Da qui si comprende la posizione del MIT. La possibilità di subappaltare integralmente le nuove lavorazioni non deriva da una liberalizzazione del subappalto, ma dal fatto che tali lavorazioni restano fuori dalla struttura originaria dell’appalto, che è l’unico ambito entro cui i limiti quantitativi risultano costruiti.

Questo non significa però che il sistema perda i suoi punti di equilibrio. Rimane fermo il divieto di affidare a terzi l’integrale esecuzione dell’appalto, che continua a operare sul piano complessivo, così come resta la possibilità per la stazione appaltante di imporre obblighi di esecuzione diretta anche nella fase di modifica contrattuale.

Soprattutto, continua a essere centrale il tema della qualificazione, che rappresenta il vero presidio del sistema. Anche per le lavorazioni nuove, l’esecuzione resta subordinata al possesso dei requisiti in capo ai soggetti coinvolti.

In questa prospettiva, il parere si inserisce in continuità con l’impostazione dell’art. 119, che ha superato i limiti rigidi generalizzati mantenendo però un sistema fondato su controlli sostanziali.

La soluzione offerta dal MIT appare complessivamente coerente con l’impianto del Codice, ma si fonda su un passaggio interpretativo che merita attenzione.

Il punto centrale è che i limiti quantitativi al subappalto risultano costruiti in relazione alle categorie individuate nella lex specialis. Quando le lavorazioni introdotte in corso d’opera non sono riconducibili a tali categorie, viene meno il riferimento su cui applicare quei limiti e da qui deriva la possibilità di subappaltarle integralmente.

Si tratta di una lettura che presenta una sua coerenza, ma che non esaurisce del tutto le possibili interpretazioni.

Una diversa impostazione potrebbe infatti valorizzare il principio di esecuzione diretta dell’appalto, ritenendo che anche in presenza di lavorazioni nuove debba comunque essere preservato un equilibrio tra attività affidata a terzi e responsabilità dell’appaltatore.

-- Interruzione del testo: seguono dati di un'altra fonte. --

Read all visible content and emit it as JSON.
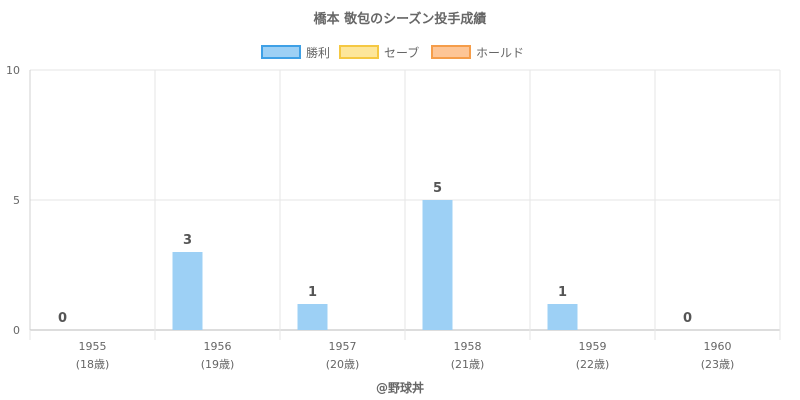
{
  "chart_data": {
    "type": "bar",
    "title": "橋本 敬包のシーズン投手成績",
    "categories": [
      "1955",
      "1956",
      "1957",
      "1958",
      "1959",
      "1960"
    ],
    "category_sublabels": [
      "(18歳)",
      "(19歳)",
      "(20歳)",
      "(21歳)",
      "(22歳)",
      "(23歳)"
    ],
    "series": [
      {
        "name": "勝利",
        "values": [
          0,
          3,
          1,
          5,
          1,
          0
        ],
        "color": "#9dd0f5",
        "border": "#3ea0e6"
      },
      {
        "name": "セーブ",
        "values": [
          0,
          0,
          0,
          0,
          0,
          0
        ],
        "color": "#fde69a",
        "border": "#f5c842"
      },
      {
        "name": "ホールド",
        "values": [
          0,
          0,
          0,
          0,
          0,
          0
        ],
        "color": "#fdc596",
        "border": "#f59d4a"
      }
    ],
    "data_labels": [
      "0",
      "3",
      "1",
      "5",
      "1",
      "0"
    ],
    "ylim": [
      0,
      10
    ],
    "yticks": [
      "0",
      "5",
      "10"
    ],
    "grid": true,
    "legend": "top-center",
    "footer": "@野球丼"
  }
}
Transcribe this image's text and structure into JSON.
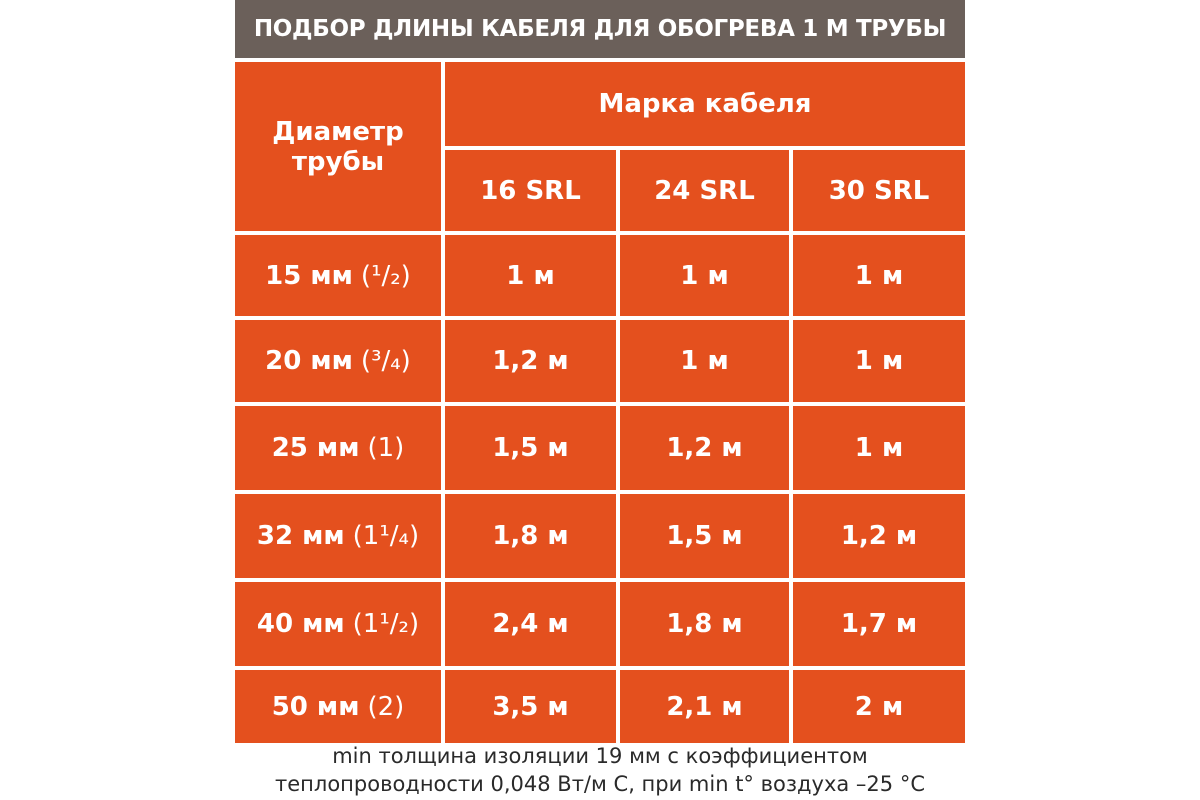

In questa prospettiva, un eventuale contenzioso potrebbe spostare l’attenzione non tanto sull’assenza di limiti percentuali, quanto sulla dimensione e sull’incidenza delle lavorazioni supplementari rispetto al contratto complessivo, oltre che sulla presenza o meno di una valutazione consapevole da parte della stazione appaltante.

È proprio su questo terreno che la scelta operata in fase di modifica contrattuale assume un rilievo decisivo.

Il parere MIT fornisce indicazioni che incidono in modo diretto sulla gestione delle modifiche contrattuali.

Quando vengono introdotti lavori supplementari, il primo passaggio è capire se tali lavorazioni si inseriscono nelle categorie già previste oppure se introducono categorie ulteriori. È da questa qualificazione che dipende il regime applicabile.

Se si è in presenza di categorie ulteriori e non sono stati previsti obblighi di esecuzione diretta, le lavorazioni possono essere integralmente subappaltate, senza che trovino applicazione i limiti quantitativi riferiti alle categorie originarie.

Resta però fermo un punto che non può essere trascurato. Deve essere sempre verificato il possesso dei requisiti di qualificazione in capo ai soggetti coinvolti.

La fase decisiva resta quella in cui viene adottata la modifica contrattuale, perché è in quel momento che la stazione appaltante può scegliere se introdurre limiti all’esecuzione indiretta delle nuove lavorazioni.

Se questa scelta non viene compiuta, il sistema consente il ricorso al subappalto anche per l’intera lavorazione supplementare, fermo restando il rispetto delle condizioni poste dal Codice e, soprattutto, dei requisiti di qualificazione.